Die Betreuungsverfügung, die ebenfalls gesetzlich geregelt ist und Teil der Vorsorgevollmacht und der Patientenverfügung sein kann, legt fest, welche Vertrauensperson als Betreuer gewünscht wird oder auch nicht. Auch hier kann der Ehemann oder die Ehefrau nicht zwangsläufig das Recht für sich in Anspruch nehmen. Das Gericht muss die Verfügung und den darin festgehaltenen Willen bei Bestellung eines Betreuers berücksichtigen.
Eindeutige Formulierung wichtig
Die dritte Säule des Vorsorgerechts für ein selbstbestimmtes Leben ist die Patientenverfügung, welche die medizinische Behandlung, den Umfang der Maßnahmen oder die Nichtbehandlung regelt und die ebenfalls dann zum Einsatz kommt, wenn der Betroffene sich dazu selbst nicht mehr äußern kann. Hier empfahl Roswitha von Hagke eindringlich eine eindeutige Formulierung, beispielsweise ob oder welche lebensverlängernden Maßnahmen durchgeführt werden sollen: „Je ausführlicher desto besser.“ Empfehlenswert sei es, einen Arzt oder Experten beim Aufsetzen der Verfügung hinzuzuziehen.

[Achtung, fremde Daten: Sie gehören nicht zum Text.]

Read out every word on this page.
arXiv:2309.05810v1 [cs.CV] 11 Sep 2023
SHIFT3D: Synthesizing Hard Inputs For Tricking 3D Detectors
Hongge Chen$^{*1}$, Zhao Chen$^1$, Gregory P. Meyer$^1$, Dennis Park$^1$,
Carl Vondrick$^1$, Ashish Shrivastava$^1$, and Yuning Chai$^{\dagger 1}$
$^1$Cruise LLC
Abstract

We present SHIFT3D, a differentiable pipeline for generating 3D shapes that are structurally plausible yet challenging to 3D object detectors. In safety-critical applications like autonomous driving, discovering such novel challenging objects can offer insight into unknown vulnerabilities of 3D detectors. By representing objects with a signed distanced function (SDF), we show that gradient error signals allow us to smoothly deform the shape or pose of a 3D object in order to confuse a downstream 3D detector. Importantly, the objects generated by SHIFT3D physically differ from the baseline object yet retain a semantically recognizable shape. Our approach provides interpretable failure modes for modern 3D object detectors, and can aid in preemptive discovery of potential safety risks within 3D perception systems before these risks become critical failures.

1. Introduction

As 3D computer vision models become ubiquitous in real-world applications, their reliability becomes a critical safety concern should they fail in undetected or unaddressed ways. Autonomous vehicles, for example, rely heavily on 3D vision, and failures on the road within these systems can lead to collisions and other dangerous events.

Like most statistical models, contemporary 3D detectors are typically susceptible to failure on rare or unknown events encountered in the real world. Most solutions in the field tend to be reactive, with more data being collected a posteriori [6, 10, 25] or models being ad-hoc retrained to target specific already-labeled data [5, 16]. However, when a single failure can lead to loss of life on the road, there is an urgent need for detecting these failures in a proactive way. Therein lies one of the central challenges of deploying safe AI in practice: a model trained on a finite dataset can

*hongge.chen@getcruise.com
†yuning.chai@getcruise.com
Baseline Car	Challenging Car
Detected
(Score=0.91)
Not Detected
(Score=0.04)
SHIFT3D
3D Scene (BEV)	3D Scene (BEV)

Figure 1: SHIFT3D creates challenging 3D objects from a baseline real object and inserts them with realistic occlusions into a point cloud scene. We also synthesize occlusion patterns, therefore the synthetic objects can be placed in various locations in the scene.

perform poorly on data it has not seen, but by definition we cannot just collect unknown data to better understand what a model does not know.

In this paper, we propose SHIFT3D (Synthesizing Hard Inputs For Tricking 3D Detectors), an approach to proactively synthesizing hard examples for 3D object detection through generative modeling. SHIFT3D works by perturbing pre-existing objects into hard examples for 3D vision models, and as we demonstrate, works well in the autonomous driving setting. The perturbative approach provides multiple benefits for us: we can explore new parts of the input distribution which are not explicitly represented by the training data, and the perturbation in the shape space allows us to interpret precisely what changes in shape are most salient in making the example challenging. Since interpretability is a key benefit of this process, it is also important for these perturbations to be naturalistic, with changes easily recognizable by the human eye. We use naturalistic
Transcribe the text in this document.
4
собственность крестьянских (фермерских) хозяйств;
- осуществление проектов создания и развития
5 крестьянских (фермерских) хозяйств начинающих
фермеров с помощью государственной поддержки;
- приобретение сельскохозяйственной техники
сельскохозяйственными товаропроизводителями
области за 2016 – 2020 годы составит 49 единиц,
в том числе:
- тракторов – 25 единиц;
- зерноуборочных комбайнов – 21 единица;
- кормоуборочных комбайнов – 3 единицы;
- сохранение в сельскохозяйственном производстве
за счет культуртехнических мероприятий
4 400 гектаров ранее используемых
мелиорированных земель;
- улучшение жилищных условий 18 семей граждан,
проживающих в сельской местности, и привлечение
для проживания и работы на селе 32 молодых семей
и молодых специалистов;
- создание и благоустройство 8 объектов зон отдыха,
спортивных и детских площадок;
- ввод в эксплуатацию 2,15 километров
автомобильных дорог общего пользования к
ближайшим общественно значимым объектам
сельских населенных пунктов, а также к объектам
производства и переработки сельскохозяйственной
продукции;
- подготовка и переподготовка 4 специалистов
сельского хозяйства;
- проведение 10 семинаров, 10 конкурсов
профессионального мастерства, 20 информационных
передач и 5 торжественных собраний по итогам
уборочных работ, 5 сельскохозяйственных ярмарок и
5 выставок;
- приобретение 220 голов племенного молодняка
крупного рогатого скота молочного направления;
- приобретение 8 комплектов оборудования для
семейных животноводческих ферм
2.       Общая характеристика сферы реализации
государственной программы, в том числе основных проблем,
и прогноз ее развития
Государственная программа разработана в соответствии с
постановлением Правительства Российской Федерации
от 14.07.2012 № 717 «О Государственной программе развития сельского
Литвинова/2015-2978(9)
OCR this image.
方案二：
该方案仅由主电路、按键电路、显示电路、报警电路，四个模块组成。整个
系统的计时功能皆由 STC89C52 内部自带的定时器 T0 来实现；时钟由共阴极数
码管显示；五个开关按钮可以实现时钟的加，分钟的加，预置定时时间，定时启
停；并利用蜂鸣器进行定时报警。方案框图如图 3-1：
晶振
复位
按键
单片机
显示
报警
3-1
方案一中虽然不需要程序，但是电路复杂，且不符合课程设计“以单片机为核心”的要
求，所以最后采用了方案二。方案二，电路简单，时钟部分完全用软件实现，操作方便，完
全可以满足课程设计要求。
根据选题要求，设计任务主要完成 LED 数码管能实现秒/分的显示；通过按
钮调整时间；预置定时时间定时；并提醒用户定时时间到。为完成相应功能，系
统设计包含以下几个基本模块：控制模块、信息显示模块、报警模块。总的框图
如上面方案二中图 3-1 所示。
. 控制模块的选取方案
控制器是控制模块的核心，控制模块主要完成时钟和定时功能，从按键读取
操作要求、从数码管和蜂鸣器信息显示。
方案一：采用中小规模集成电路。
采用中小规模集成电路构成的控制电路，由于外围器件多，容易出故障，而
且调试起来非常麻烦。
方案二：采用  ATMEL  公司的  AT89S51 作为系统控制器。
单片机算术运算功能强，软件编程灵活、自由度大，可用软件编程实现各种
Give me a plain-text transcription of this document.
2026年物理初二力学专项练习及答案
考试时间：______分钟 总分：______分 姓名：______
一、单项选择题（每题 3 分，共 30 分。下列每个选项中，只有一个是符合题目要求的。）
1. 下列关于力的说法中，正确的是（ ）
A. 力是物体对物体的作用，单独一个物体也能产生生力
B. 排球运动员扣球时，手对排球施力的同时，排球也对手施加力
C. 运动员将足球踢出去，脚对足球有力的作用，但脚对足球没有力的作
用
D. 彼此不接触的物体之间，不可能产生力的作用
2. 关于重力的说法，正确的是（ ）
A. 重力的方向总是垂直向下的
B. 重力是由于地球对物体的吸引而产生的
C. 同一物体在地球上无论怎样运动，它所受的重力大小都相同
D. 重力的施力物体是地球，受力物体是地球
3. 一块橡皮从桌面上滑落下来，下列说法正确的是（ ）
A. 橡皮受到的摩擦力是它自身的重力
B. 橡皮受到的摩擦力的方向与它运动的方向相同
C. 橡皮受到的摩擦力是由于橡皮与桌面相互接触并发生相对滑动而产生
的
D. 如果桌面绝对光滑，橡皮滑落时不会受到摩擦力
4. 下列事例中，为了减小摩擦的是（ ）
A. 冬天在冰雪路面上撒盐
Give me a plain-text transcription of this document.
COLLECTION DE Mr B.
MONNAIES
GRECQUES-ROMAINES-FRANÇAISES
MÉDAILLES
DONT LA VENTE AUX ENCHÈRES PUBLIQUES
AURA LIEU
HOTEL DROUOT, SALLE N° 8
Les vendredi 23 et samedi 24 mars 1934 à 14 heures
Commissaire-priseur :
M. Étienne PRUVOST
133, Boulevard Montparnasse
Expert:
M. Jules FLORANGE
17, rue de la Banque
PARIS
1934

Ein weiterer Tipp der Referentin: Die Dokumente sollen so aufbewahrt werden, dass man sie bei Bedarf leicht findet. Sinnvoll sei es, dem oder der Bevollmächtigten eine Kopie zu überlassen. Eine Möglichkeit sei auch die Hinterlegung der Verfügungen bei Gericht, Notar, Anwalt oder dem Zentralen Versorgungsregister der Bundesnotarkammer in Berlin (gegen eine geringe Gebühr).
Cornelia Tigges-Schwering, Koordinatorin des Mehrgenerationenhauses, sprach abschließend von einer gelungenen Kooperation mit der Christoffel-Blindenmission, die man gern weiter führen werde.